LONDON (Reuters) – Formula 1 could start the season behind locked doors and be without spectators due to the COVID-19 pandemic, but the glamorous sport will likely have to decrease considerably to get the green light for racing.
FILE PHOTO: FILE PHOTO: Formula 1 F1 – Australian Grand Prix – Melbourne Grand Prix Circuit, Melbourne, Australia – March 13, 2020 General view of the starting lights after the announcement of the Australian Grand Prix due from the novel coronavirus. / Photo taken on November 10, 2018 / REUTERS / Loren Elliott
Across Europe, the ban on mass gatherings and public events was extended in July and August, even as countries begin to break strict restrictions that have suspended sports activities.
The Formula 1 season remains at a standstill, with seven races postponed so far and the organizers are talking about a reduced schedule that could extend until January.
The BBC reported Thursday after an online team boss meeting that the final plan was to start in camera in Austria on July 5 and then run two races at Silverstone, a place of reception for seven of the 10 teams.
Racefans.net suggested that Silverstone could participate in three races in four weeks and on different configurations.
Formula One chief executive Ross Brawn said earlier this month that drastic measures are under consideration.
“We are looking at the logistics of a closed race, how would we get people there, how to protect them, how to secure them, who would we allow in the paddock,” he said. “Each permutation is under discussion.”
Austria has declared that it will not oppose a race without spectators if the travel restrictions are lifted and other safeguards put in place.
Red Bull team boss Christian Horner said the Austrian Red Bull-owned circuit in Spielberg could be ready very quickly.
“The prospect of being able to run a closed-door race is entirely achievable,” he told Sky Sports Television.
“I think there is going to be a step-by-step route to full grand prizes and there are some circuits with which they talk about crowd-free events, potentially focusing only on TV events for now with a limited number people. ”
WHAT IS A MASS EVENT?
The rules of Formula 1 stipulate that each of the 10 teams may not have more than 60 people “who are associated in any way with the operation of the cars” in the paddock.
Then there are the Pirelli tire fitters, FIA technicians, other key suppliers, Formula 1 employees, broadcasters and the media, as well as hundreds of track and medical personnel.
Broadcast staff ranges from 40 to 45 people, typically for UK Sky Sports television, half that number for Sky Italia and eight for Sky Germany.
“Operational staff is pretty much defined by regulation,” McLaren team director Andreas Seidl told reporters on Wednesday.
“I don't think it will be much different from normal racing events, because we just need everyone to run the cars, maintain them over the weekend, run them and make the pit stops . ”
Formula 1 sources said detailed conversations were underway with the teams to strip the numbers, with media access likely to be restricted to ensure safe spacing.

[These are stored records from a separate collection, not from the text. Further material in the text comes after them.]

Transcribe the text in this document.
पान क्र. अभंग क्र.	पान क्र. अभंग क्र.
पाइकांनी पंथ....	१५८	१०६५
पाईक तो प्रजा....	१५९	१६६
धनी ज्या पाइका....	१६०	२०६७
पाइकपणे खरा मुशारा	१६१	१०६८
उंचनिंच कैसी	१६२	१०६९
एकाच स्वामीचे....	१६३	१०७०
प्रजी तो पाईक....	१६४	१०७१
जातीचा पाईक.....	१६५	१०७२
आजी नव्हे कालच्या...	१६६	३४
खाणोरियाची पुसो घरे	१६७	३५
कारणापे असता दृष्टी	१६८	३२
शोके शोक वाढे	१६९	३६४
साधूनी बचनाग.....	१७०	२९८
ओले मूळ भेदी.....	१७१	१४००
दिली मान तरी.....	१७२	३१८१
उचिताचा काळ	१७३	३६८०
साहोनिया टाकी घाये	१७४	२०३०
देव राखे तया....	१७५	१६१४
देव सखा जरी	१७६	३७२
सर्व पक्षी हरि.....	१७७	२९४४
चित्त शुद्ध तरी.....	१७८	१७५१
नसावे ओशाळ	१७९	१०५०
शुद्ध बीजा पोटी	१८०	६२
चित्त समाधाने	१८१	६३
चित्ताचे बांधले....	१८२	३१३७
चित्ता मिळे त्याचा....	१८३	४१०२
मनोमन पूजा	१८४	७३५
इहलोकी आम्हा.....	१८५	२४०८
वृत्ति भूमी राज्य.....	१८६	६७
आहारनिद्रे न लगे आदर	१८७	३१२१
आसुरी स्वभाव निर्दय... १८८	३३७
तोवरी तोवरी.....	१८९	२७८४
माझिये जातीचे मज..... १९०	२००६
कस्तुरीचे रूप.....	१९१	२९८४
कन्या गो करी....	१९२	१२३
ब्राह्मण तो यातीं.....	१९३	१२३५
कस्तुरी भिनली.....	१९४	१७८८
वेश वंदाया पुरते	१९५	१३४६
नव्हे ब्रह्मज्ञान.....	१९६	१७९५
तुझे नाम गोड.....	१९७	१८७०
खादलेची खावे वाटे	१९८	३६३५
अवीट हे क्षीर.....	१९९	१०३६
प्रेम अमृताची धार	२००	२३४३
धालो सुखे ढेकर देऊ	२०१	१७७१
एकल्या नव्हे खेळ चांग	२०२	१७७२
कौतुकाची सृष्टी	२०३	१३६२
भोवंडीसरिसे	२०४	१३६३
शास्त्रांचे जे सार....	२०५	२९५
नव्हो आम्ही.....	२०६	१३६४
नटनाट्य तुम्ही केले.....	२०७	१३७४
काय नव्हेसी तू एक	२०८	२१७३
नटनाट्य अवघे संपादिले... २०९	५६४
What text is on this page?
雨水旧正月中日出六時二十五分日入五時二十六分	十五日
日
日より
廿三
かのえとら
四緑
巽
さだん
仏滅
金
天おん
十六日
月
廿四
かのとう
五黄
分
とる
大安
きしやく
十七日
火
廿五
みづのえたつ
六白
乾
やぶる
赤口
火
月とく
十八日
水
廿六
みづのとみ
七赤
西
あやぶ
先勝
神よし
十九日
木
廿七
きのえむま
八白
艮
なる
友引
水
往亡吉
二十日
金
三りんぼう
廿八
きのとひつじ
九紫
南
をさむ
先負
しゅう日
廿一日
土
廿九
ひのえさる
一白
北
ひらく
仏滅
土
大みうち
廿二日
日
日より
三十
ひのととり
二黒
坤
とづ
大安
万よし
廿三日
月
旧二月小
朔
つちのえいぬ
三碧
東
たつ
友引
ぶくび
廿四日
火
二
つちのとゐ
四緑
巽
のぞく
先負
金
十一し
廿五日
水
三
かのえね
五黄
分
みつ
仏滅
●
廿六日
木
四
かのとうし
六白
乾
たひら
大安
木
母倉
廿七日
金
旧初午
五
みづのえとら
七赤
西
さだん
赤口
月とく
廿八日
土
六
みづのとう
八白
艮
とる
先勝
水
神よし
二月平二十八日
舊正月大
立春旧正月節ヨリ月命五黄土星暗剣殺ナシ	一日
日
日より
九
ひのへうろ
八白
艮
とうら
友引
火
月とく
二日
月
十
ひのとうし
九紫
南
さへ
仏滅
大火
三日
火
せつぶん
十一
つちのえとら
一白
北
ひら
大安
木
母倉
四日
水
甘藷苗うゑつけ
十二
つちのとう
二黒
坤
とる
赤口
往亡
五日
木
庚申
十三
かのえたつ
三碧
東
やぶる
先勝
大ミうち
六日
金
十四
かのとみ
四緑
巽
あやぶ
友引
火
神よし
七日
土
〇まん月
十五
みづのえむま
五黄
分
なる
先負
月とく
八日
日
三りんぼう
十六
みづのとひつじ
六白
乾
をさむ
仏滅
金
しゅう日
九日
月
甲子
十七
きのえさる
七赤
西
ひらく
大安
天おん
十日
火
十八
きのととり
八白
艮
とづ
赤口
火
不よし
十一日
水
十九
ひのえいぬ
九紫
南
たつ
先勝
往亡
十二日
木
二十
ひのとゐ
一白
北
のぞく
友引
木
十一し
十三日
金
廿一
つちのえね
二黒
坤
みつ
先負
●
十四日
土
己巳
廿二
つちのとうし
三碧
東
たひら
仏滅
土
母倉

Team marketing and sponsors should stay away.
The feasibility of a “ghost race” just for television also depends on the interpretation.
“Even without spectators, we would have many people on site to organize the event,” said commercial director of the Belgian Grand Prix Stijn de Boever, whose country on Wednesday banned mass rallies until the end of August.
“What is a mass event? Does that mean 500, 3,000 or 5,000 people? ”
The hope in Formula 1 is that the realization of some races, even without an audience on the ground, opens the possibility of a real championship if the Asian and Middle East races can continue later in the year.